Common Stock sold with Warrants

 

On March 26, 2019, the Company received cash proceeds of $10,000 for 20,000 shares of common stock to be issued to a third-party investor. In conjunction with this sale of shares, the Company also attached and issued 20,000 warrants at an exercise price of $0.50 per share, exercisable over a term of one year from the date of issuance. The fair value of $7,573 of the warrants was calculated using a Black-Scholes option pricing model with the following assumptions: stock price $0.50, expected term of one year, expected volatility of 232%, and discount rate of 2.72%. The total cash proceeds of $10,000 was allocated to equity.

 

On April 9, 2019, the Company issued 10,000 shares of common stock to a third-party investor for cash proceeds of $2,500. In conjunction with this sale of shares, the Company also attached and issued 10,000 warrants at an exercise price of $0.25 per share, exercisable over a term of one year from the date of issuance. The fair value of $2,478 of the warrants was calculated using a Black-Scholes option pricing model with the following assumptions: stock price $0.50, expected term of one year, expected volatility of 232%, and discount rate of 2.72%. The total cash proceeds of $2,500 was allocated based upon the relative fair value of the shares and warrants in the following amounts: shares were valued at $1,261; and warrants were valued at $1,239.

 

On May 3, 2019, the Company issued 40,000 shares of common stock to a third-party investor for cash proceeds of $20,000. In conjunction with this sale of shares, the Company also attached and issued 40,000 warrants at an exercise price of $0.50 per share, exercisable over a term of one year from the date of issuance.

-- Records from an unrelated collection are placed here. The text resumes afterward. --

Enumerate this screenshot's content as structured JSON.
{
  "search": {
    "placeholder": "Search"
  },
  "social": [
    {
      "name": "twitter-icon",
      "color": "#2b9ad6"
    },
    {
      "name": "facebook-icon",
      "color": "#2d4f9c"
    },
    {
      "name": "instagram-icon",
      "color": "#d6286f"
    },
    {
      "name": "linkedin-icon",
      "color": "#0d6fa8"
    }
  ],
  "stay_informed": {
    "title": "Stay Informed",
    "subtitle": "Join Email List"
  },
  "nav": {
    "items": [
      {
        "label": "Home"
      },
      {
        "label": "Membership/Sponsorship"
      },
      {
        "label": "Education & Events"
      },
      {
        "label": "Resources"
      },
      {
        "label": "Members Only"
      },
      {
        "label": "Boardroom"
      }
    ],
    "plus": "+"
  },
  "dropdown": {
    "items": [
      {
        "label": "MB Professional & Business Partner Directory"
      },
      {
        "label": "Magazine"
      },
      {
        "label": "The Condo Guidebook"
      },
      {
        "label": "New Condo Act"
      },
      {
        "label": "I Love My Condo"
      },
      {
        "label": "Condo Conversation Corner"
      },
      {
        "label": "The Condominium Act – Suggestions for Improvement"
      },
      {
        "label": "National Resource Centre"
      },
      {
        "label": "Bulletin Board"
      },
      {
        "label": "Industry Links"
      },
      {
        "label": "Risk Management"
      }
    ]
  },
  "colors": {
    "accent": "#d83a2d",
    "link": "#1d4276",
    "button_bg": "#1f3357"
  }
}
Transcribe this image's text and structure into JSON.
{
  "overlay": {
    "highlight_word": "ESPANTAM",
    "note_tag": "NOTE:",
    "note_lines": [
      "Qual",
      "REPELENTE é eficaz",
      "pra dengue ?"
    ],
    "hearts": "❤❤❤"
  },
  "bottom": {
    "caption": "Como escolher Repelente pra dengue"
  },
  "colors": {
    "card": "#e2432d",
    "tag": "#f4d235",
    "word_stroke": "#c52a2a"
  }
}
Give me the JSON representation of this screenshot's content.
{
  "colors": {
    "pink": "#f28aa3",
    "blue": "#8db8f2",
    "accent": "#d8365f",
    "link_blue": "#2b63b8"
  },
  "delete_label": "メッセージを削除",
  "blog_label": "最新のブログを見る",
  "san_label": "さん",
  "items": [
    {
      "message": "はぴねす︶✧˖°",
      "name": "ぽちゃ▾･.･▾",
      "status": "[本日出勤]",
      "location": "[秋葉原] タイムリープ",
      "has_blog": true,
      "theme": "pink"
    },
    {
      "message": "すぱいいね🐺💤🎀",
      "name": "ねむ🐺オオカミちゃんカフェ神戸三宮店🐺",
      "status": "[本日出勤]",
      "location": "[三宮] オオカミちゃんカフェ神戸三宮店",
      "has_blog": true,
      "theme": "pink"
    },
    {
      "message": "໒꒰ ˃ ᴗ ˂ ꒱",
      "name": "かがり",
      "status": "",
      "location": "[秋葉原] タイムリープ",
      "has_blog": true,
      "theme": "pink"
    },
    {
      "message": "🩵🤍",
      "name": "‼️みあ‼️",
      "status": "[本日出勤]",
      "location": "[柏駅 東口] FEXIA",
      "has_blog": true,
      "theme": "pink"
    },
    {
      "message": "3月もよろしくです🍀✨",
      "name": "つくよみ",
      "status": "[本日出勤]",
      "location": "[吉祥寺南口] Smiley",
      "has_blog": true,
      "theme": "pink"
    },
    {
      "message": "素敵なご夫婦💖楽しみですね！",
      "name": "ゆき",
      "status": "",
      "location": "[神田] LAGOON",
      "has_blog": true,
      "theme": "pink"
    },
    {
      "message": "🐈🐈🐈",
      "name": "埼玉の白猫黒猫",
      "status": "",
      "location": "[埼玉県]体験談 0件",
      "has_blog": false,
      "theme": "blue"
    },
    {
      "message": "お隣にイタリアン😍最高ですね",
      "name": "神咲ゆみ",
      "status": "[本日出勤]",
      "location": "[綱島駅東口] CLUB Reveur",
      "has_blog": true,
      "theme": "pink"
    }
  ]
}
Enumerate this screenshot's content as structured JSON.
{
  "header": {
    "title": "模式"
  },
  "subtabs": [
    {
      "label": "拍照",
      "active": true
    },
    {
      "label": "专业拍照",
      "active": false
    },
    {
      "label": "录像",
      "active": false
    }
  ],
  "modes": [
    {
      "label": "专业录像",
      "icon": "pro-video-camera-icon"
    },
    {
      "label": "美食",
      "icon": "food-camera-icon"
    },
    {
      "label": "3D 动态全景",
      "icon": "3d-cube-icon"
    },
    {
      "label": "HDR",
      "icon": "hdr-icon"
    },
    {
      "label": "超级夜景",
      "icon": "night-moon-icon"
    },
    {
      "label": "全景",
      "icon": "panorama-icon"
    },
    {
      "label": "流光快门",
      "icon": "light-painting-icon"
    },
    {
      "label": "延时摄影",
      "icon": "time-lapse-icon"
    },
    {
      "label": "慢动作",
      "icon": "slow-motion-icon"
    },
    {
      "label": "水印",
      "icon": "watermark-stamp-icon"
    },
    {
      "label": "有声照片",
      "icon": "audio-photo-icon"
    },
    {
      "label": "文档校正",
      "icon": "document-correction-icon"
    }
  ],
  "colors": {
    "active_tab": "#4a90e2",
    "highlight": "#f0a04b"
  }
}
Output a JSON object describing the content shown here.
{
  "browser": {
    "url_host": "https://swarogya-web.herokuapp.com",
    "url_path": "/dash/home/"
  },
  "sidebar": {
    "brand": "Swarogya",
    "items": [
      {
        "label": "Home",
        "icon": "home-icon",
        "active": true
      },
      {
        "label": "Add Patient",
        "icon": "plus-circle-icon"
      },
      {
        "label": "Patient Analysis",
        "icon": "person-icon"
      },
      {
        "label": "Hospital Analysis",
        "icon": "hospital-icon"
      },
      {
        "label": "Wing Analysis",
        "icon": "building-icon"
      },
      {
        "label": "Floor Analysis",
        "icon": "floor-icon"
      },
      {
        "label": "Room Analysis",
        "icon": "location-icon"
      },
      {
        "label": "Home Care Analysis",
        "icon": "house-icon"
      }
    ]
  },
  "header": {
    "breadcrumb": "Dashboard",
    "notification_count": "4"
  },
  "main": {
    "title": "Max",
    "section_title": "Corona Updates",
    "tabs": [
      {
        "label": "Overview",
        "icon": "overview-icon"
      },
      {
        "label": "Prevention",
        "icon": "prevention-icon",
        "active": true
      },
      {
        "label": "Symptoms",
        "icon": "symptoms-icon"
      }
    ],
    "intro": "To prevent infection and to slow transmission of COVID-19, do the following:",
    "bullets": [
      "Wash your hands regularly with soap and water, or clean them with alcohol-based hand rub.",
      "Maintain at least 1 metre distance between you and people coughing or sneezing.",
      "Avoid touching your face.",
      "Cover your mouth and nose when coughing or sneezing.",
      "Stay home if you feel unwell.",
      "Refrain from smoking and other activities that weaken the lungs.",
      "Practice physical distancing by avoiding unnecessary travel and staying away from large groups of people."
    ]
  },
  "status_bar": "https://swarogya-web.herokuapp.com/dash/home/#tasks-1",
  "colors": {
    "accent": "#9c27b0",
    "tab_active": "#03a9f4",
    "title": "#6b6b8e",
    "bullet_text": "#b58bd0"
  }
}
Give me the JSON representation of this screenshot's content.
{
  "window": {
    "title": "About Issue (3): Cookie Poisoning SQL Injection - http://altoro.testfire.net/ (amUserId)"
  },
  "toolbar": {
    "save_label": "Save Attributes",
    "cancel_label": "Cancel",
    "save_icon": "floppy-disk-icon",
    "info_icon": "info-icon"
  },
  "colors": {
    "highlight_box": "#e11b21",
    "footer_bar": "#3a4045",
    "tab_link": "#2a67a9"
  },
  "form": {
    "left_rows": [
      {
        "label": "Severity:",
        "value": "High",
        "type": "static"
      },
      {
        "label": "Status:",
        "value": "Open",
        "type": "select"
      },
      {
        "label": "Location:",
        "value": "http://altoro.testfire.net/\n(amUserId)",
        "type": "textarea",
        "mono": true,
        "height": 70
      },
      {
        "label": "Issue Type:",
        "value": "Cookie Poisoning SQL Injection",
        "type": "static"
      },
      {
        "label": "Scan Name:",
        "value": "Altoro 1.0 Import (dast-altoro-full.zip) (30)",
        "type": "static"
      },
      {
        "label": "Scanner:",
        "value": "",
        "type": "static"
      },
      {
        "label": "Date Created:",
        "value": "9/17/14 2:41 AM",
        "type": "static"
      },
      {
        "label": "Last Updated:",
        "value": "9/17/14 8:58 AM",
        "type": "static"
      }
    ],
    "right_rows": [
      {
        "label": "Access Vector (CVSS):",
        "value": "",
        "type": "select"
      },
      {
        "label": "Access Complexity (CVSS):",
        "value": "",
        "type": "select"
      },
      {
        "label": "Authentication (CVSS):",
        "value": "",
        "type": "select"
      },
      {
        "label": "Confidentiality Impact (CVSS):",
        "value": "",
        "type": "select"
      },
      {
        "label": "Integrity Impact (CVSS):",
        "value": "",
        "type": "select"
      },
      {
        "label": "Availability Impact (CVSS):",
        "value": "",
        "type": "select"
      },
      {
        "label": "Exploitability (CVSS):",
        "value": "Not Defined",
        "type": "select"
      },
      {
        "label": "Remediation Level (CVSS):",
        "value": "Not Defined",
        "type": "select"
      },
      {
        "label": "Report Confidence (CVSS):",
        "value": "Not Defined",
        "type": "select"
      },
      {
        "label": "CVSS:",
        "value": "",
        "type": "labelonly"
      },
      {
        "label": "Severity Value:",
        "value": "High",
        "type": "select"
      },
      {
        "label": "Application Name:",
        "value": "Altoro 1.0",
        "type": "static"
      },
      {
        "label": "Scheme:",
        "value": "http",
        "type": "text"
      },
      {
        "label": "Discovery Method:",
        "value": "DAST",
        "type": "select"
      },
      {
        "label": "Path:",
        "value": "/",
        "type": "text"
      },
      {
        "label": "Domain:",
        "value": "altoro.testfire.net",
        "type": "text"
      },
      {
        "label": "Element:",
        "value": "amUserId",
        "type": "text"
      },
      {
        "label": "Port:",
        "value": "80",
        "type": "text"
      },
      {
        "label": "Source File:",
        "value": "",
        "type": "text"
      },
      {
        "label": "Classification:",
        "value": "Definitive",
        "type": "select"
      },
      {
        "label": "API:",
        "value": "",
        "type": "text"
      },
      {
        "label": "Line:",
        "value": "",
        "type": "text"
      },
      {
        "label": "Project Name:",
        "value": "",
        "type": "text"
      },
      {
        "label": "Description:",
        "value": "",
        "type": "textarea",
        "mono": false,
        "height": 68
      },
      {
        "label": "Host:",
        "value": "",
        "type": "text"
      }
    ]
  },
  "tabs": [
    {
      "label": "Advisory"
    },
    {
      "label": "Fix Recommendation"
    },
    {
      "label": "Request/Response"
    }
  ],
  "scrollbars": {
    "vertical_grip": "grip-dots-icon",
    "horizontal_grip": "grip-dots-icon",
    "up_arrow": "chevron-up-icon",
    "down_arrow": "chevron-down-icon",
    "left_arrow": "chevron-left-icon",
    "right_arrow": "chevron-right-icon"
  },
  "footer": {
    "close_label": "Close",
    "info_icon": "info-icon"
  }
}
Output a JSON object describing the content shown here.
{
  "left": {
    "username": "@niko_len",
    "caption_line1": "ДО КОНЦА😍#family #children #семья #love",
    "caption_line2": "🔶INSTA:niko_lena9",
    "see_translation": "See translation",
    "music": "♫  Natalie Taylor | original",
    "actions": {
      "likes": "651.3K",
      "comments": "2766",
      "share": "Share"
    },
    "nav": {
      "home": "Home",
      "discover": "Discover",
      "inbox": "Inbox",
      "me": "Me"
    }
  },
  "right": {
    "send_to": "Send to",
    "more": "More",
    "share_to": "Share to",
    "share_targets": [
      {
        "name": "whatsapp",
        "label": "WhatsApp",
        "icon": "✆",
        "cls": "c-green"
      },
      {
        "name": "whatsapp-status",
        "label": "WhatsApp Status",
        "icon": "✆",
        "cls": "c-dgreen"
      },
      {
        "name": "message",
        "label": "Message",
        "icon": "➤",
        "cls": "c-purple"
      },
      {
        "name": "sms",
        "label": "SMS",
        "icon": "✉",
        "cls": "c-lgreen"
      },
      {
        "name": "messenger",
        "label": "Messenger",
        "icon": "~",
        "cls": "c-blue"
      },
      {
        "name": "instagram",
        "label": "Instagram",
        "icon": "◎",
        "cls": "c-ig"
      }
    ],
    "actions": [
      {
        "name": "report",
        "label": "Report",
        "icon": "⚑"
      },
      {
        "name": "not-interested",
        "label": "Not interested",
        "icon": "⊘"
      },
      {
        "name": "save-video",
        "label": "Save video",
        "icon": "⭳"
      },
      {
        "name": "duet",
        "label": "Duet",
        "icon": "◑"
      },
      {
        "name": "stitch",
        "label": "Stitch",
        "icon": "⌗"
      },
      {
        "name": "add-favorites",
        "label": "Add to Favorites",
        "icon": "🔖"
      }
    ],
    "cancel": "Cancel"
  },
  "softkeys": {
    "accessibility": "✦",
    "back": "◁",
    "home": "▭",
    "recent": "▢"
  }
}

The fair value of $188,428 of the warrants was calculated using a Black-Scholes option pricing model with the following assumptions: stock price $5.00, expected term of one year, expected volatility of 232%, and discount rate of 2.72%. The total cash proceeds of $20,000 was allocated based upon the relative fair value of the shares and warrants in the following amounts: shares were valued at $10,298; and warrants were valued at $9,702.

 

On May 6, 2019, the Company issued 20,000 shares of common stock to a third-party investor for cash proceeds of $10,000. In conjunction with this sale of shares, the Company also attached and issued 20,000 warrants at an exercise price of $0.50 per share, exercisable over a term of one year from the date of issuance. The fair value of $94,214 of the warrants was calculated using a Black-Scholes option pricing model with the following assumptions: stock price $5.00, expected term of one year, expected volatility of 232%, and discount rate of 2.72%. The total cash proceeds of $10,000 was allocated based upon the relative fair value of the shares and warrants in the following amounts: shares were valued at $5,149; and warrants were valued at $4,851.

 

Warrant Exercise

 

On January 28, 2019, the Company received cash proceeds of $40,000 for 400,000 shares of common stock to be issued in a warrant exercise to a third-party investor.

 

On March 13, 2019, the Company received cash proceeds of $6,000 for 48,000 shares of common stock to be issued in a warrant exercise to two (2) third-party investors.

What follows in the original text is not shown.